Researchers collected serum from each participant to measure for the presence of IgG against the SARS-CoV-2 spike protein, based on semi-quantitative assay. In addition, a quasi-random subset of participants was selected for pseudovirus neutralization assays. To identify risk factors for seronegativity, Haidar and colleagues univariately compared clinical characteristics between antibody reactive and non-reactive patients within the immunocompromised group.

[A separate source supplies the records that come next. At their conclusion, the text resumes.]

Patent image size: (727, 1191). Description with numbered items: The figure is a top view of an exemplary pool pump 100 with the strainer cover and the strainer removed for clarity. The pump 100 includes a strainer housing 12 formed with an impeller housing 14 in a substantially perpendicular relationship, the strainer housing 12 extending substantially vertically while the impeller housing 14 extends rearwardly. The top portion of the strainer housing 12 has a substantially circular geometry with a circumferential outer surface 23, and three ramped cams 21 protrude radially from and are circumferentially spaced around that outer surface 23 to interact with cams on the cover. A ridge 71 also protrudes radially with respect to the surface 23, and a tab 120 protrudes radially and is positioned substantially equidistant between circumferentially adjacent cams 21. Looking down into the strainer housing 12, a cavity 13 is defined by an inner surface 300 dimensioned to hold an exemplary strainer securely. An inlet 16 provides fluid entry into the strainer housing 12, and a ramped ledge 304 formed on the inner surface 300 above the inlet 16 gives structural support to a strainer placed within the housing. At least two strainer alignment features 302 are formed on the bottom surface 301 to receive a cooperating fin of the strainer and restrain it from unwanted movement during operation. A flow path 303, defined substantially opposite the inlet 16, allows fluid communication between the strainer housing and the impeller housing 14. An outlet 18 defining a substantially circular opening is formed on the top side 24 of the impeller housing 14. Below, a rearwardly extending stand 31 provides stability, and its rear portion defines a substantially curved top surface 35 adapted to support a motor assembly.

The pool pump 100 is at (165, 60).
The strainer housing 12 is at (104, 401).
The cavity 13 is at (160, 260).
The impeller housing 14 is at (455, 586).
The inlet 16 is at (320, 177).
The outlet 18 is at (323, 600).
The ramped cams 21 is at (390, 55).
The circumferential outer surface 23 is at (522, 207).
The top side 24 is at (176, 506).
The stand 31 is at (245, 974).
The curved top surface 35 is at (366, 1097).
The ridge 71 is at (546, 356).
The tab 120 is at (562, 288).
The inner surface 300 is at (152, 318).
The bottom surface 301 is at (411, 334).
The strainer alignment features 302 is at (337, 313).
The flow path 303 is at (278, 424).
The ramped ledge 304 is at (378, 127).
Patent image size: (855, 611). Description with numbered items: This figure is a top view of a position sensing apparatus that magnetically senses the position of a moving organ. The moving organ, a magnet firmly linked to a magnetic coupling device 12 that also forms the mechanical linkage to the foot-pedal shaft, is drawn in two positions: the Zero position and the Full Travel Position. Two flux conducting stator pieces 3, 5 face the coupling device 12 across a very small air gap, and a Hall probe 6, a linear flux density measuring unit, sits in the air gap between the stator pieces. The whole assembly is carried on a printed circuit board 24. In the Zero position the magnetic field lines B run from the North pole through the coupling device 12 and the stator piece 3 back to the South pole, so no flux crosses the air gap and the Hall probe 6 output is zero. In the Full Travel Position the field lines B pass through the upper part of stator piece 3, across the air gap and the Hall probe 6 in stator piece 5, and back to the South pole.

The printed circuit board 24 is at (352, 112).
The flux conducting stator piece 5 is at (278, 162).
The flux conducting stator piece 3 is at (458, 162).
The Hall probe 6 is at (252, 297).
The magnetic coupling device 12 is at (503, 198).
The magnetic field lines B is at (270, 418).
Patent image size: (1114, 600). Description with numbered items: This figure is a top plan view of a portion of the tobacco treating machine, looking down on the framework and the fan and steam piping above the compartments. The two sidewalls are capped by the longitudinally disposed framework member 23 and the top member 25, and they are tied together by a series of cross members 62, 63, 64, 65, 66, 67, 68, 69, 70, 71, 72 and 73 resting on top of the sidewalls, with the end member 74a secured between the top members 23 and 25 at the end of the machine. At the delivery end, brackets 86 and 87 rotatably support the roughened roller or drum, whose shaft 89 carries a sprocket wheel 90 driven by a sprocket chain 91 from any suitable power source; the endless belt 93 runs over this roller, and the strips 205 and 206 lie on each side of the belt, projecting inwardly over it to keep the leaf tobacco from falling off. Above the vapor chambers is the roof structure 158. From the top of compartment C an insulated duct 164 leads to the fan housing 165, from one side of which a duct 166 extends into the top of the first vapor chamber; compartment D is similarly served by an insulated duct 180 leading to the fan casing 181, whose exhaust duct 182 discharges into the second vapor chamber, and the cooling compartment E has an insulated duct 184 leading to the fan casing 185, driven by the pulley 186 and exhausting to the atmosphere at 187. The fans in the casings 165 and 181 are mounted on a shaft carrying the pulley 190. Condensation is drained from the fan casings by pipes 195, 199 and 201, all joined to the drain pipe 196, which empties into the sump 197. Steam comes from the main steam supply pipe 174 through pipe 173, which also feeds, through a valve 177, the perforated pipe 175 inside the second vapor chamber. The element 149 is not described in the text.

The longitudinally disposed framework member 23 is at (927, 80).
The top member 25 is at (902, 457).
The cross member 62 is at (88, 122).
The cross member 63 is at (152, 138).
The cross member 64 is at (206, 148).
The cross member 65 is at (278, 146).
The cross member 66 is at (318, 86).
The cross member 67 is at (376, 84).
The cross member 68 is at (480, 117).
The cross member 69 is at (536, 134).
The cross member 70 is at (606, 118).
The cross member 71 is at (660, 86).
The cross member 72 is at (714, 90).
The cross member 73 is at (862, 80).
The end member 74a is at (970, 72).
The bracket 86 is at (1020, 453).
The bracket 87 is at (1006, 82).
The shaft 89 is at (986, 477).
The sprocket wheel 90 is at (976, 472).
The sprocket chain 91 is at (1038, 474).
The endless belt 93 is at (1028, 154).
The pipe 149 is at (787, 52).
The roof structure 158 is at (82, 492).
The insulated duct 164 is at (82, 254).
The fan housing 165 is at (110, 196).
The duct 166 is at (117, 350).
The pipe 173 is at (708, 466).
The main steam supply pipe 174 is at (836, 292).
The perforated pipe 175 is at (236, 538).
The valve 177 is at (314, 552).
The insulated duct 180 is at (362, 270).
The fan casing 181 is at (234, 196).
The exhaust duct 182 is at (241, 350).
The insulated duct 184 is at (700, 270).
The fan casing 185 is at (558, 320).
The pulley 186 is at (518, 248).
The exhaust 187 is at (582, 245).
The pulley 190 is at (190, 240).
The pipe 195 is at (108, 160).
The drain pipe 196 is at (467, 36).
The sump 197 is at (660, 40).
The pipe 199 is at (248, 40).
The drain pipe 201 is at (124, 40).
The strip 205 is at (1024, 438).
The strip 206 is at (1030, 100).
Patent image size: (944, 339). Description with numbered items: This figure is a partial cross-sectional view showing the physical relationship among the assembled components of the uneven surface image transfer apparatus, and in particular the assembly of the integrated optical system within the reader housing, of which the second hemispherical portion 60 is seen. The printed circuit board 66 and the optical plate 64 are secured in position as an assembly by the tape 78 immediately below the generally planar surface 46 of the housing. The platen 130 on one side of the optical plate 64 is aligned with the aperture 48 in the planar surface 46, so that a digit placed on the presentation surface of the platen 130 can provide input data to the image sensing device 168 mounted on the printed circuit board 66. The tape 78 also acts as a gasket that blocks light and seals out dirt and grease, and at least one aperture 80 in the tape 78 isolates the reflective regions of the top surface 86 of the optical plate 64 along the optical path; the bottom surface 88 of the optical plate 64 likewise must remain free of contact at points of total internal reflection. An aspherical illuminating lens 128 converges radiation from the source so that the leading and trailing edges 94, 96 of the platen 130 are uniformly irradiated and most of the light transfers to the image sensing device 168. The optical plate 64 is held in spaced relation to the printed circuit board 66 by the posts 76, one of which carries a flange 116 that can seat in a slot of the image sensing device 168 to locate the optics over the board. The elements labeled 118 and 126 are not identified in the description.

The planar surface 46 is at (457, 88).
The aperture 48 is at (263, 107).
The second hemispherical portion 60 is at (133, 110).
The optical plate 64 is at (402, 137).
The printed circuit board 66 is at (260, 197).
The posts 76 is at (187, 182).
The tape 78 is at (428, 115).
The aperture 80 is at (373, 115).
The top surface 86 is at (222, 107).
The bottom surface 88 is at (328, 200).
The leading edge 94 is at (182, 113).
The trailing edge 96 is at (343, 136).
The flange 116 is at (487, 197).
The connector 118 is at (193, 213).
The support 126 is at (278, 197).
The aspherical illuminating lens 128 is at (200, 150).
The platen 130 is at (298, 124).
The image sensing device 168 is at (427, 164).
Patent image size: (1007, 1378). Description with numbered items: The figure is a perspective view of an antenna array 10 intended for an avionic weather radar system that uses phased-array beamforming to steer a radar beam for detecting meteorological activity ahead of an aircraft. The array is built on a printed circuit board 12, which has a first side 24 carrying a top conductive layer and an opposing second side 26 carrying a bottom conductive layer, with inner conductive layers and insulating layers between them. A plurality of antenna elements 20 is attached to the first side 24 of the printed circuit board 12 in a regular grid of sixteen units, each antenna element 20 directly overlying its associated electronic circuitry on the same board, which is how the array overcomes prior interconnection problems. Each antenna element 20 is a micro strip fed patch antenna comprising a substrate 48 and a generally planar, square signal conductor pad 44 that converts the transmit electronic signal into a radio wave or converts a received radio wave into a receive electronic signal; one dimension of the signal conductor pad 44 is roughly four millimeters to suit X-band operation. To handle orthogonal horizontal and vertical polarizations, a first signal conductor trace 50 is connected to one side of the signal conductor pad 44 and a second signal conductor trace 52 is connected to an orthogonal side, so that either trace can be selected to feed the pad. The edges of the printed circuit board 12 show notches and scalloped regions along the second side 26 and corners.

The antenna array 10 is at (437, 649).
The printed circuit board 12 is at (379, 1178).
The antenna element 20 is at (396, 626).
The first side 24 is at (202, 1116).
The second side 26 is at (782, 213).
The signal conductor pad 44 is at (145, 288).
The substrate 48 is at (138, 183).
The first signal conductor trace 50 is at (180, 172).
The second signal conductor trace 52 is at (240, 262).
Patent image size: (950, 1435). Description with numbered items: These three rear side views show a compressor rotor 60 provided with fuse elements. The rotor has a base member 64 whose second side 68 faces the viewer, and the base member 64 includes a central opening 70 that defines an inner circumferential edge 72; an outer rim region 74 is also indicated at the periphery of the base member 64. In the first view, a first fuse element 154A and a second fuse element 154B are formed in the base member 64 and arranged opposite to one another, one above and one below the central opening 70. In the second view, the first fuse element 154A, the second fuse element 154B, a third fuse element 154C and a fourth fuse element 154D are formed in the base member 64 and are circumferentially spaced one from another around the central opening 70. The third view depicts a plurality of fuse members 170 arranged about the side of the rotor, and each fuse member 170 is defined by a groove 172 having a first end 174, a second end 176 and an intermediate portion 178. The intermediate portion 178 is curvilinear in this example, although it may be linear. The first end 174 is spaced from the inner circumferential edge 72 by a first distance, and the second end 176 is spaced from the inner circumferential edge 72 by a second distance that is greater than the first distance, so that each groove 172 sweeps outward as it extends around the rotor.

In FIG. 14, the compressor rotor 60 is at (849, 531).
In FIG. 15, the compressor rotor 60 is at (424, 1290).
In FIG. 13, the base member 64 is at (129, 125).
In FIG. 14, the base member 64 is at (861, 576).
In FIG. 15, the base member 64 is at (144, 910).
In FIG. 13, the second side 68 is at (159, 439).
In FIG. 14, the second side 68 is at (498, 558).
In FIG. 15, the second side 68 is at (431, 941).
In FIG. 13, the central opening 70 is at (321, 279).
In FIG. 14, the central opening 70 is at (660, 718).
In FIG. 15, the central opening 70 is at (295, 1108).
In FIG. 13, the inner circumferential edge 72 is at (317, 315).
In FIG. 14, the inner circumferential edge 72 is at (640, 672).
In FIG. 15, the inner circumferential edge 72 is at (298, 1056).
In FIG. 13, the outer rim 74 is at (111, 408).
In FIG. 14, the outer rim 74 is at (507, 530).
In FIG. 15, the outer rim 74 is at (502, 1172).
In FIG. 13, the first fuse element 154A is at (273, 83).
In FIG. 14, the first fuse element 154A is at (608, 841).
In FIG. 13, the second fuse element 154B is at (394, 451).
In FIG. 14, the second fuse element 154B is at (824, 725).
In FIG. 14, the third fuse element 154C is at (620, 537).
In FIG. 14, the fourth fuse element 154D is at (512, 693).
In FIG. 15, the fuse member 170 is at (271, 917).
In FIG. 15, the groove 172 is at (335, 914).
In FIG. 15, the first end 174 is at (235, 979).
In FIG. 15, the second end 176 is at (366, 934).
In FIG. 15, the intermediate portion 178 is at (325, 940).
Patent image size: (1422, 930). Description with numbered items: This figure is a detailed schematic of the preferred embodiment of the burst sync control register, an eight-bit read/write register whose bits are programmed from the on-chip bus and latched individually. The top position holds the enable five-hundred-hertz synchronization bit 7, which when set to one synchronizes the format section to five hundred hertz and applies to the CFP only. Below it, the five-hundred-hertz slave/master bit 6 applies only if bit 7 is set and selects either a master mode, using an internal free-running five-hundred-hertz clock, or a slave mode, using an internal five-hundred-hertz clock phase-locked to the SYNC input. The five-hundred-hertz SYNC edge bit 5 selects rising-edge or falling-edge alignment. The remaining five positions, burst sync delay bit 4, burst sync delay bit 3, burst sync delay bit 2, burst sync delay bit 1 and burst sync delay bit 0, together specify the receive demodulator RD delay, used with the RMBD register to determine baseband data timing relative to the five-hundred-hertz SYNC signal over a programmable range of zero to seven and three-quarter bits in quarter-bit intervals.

According to the researchers, seropositivity was significantly lower (P < .001) in several, but not all, immunocompromised groups compared with the health care workers. Seropositivity rates were 37.2% for patients with solid organ transplant, 83.8% for those with autoimmune disease, 54.7% for those with hematological malignancies and 82.4% with those with solid tumors (P < .05). However, 94.6% of patients with HIV were seropositive.

Among seropositive patients, antibody levels were much lower in those with solid organ transplant (4.5; 95% CI, 2.1-13.1). In addition, neutralization titers closely correlated with antibody levels (Spearman r = 0.91, P < .0001).

“Our study highlights the urgent need to optimize and individualize COVID-19 prevention in patients with immunocompromising conditions and have other treatments — such as monoclonal antibodies — available should vaccination fail,” Haidar said in a press release from the University of Pittsburgh Medical Center. “Given the Centers for Disease Control and Prevention’s recommendations permitting vaccinated people to abandon masking and social distancing in most settings, our findings also have implications for public health guidance, since nearly 4% of Americans are immunocompromised.”

“At this point, clinical advice does not change for immunocompromised people, whether an antibody test is positive or negative,” he added in the release. “They should still wear a mask in public, practice social distancing, get vaccinated and encourage those around them to be vaccinated. A positive antibody test does not give us certainty that they are protected against the virus, and the risk of COVID-19 causing serious complications and death still exists.”